As I work in the studio, what’s become innate in my approach is to reach for a combined sense of vulnerability and strength, a duality that has come to underlie all of my art. In my sculpture the core surface material is gauze, and of late tree branches that extend the work to the floor. The underlying fragility of the materials is intentional and serves as a metaphor for our own vulnerability in life, both physical and emotional. This method of working developed out of my own concerns for how people suffer the consequences of trauma inflicted on them, how that thing we call ‘body’ becomes marked by such experience, and how that ‘body’ then carries within it the whole history of what we have lived.

    I work at a human scale, so that these structures can generate a physical and emotional encounter  between viewer and work, placing them face to face, body to body, one with the other, as if it were possible for a conversation to take place, for thoughts to be shared. For this reason, intimacy is an essential part of the experience, so that for a few moments we can feel alone, absorbed in the presence of the ‘other’. And so these pieces are placed in a subdued and quiet ‘space’, lit from above, creating a certain contrast between light and shadow that reveals their inherent drama. 

    In my drawing, until recently only graphite and pencil have been my tools for exploring the tenuous balance, or its loss, that is found at the center of human relationships.
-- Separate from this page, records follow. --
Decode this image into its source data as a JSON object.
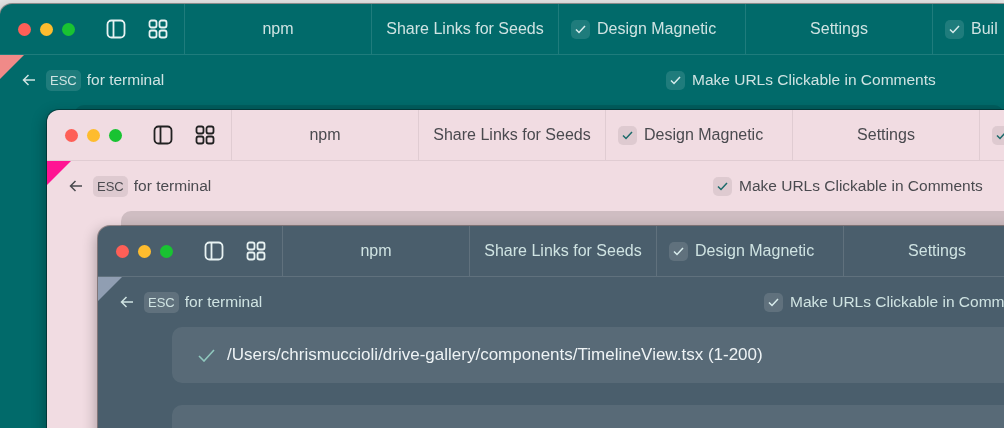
{
  "windows": [
    {
      "kind": "teal",
      "color": "#f08a88",
      "tabs": [
        {
          "kind": "plain",
          "label": "npm"
        },
        {
          "kind": "plain",
          "label": "Share Links for Seeds"
        },
        {
          "kind": "task",
          "checked": true,
          "label": "Design Magnetic"
        },
        {
          "kind": "plain",
          "label": "Settings"
        },
        {
          "kind": "task",
          "checked": true,
          "label": "Buil"
        }
      ],
      "back_label": "for terminal",
      "key": "ESC",
      "option": {
        "checked": true,
        "label": "Make URLs Clickable in Comments"
      },
      "cards": [
        {
          "kind": "placeholder"
        }
      ]
    },
    {
      "kind": "pink",
      "color": "#ff1493",
      "tabs": [
        {
          "kind": "plain",
          "label": "npm"
        },
        {
          "kind": "plain",
          "label": "Share Links for Seeds"
        },
        {
          "kind": "task",
          "checked": true,
          "label": "Design Magnetic"
        },
        {
          "kind": "plain",
          "label": "Settings"
        },
        {
          "kind": "task",
          "checked": true
        }
      ],
      "back_label": "for terminal",
      "key": "ESC",
      "option": {
        "checked": true,
        "label": "Make URLs Clickable in Comments"
      },
      "cards": [
        {
          "kind": "placeholder"
        }
      ]
    },
    {
      "kind": "slate",
      "color": "#909eb2",
      "tabs": [
        {
          "kind": "plain",
          "label": "npm"
        },
        {
          "kind": "plain",
          "label": "Share Links for Seeds"
        },
        {
          "kind": "task",
          "checked": true,
          "label": "Design Magnetic"
        },
        {
          "kind": "plain",
          "label": "Settings"
        }
      ],
      "back_label": "for terminal",
      "key": "ESC",
      "option": {
        "checked": true,
        "label": "Make URLs Clickable in Comm"
      },
      "cards": [
        {
          "kind": "file",
          "path": "/Users/chrismuccioli/drive-gallery/components/TimelineView.tsx (1-200)"
        },
        {
          "kind": "placeholder"
        }
      ]
    }
  ]
}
Color has now been added into this work, although in an understated way. These drawings began as a means for understanding something of the primitive origins of line and mark as they evolved into visual and written language. Through this process, meaning eventually rooted itself into the drawings, while continuing to make use of those early origins.

    Overall, I suppose my focus is on human nature, its vulnerabilities, its will to survive and the subconscious dramas that lie beneath our awareness of both ourselves and others.